Calculating the half-life of a currency

Venezuela’s hyperinflationary horror is far from unprecedented

By THE DATA TEAM

FOR those not enduring it, hyperinflation can seem mind-bendingly abstract. In Venezuela’s faltering economy, prices rose by 223.1% last month alone, according to Ángel Alvarado, an economist and opposition politician (the government has long ceased publishing official statistics). Inflation could reach 1m percent for the full year, according to a (somewhat loose) forecast by the IMF. Such a figure is far from unprecedented, however. In the worst month of its postwar hyperinflation, Hungarian prices rose by 41,900,000,000,000,000%. The government had to print a 100 quintillion note (with 20 zeroes), the highest denomination ever produced.

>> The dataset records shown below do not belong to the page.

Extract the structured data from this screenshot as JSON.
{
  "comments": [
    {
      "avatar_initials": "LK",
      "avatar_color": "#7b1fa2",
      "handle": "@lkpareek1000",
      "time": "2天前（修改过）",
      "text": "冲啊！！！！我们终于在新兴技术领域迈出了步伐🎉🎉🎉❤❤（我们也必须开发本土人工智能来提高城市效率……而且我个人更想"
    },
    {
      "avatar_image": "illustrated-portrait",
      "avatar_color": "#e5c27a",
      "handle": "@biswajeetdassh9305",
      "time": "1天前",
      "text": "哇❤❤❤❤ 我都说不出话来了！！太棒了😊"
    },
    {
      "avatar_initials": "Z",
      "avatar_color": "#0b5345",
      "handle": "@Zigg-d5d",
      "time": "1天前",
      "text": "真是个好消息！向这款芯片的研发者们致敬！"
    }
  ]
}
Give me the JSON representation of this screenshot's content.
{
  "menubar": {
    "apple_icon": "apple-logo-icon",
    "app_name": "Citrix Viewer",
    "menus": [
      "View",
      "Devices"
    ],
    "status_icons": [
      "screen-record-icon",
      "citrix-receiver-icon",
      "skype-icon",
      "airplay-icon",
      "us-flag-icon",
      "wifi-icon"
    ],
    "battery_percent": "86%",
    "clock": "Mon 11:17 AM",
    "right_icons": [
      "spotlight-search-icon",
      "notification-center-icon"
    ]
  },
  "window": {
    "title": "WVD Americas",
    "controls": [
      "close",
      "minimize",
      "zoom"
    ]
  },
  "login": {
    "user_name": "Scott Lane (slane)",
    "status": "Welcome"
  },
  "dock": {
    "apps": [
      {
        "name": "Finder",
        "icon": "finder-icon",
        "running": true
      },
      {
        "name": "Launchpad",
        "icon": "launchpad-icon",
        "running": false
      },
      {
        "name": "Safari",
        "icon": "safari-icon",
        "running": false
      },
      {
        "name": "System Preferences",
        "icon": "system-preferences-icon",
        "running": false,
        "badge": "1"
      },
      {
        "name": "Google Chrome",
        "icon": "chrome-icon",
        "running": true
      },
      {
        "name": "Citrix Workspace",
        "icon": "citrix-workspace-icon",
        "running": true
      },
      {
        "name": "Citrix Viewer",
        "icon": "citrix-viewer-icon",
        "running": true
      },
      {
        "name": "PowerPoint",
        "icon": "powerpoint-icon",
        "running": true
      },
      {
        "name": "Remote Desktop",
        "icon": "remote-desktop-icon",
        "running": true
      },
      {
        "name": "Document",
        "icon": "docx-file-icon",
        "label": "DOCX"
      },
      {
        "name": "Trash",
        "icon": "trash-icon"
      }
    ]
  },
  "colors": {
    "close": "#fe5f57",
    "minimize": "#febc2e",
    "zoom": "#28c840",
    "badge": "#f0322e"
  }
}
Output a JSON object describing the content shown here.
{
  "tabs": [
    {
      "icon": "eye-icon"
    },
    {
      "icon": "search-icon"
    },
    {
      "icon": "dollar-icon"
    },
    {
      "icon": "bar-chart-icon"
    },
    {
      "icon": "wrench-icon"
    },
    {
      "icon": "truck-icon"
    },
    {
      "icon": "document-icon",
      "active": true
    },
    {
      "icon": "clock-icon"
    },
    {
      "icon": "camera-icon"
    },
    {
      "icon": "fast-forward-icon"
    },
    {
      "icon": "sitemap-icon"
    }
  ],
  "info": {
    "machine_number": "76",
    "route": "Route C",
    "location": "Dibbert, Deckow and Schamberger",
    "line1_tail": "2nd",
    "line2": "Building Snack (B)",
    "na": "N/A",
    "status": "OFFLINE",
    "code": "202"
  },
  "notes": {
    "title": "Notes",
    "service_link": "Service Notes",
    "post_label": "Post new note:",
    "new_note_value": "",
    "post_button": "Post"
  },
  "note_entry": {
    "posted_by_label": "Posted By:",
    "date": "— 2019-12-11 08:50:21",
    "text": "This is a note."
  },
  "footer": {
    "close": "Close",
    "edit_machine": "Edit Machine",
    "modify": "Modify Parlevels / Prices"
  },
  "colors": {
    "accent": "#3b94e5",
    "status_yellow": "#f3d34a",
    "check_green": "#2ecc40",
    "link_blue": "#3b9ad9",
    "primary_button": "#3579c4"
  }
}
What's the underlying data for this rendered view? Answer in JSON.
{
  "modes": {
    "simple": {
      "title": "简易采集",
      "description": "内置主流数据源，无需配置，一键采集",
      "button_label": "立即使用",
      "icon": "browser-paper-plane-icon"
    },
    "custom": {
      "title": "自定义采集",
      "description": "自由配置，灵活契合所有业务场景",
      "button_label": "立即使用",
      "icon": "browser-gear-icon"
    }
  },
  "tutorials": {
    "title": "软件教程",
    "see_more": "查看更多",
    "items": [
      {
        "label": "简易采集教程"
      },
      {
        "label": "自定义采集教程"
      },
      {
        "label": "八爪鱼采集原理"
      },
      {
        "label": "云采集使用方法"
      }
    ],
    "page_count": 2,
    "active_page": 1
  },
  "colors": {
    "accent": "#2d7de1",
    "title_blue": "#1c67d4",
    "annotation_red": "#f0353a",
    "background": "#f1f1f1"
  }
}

If Venezuela’s monthly inflation gets no worse, its hyperinflationary horror will rank only 23rd out of the 57 episodes identified by Steve Hanke of Johns Hopkins University and Nicholas Krus (see chart). To make the numbers easier to grasp, they calculate how long it would take for prices to double, if inflation persists at its peak monthly pace. Their results provide a kind of “half-life” for a currency, showing how long it takes for it to lose 50% of its value (relative to the country’s consumer goods and services).

This alternative calculation turns the astronomical percentages of hyperinflation into more mundane intervals of time: millions into days and quintillions into hours. In Venezuela’s case it took less than 19 days in August for the currency to lose half its value. In the worst month of Hungary’s hyperinflation, it took just 15 hours.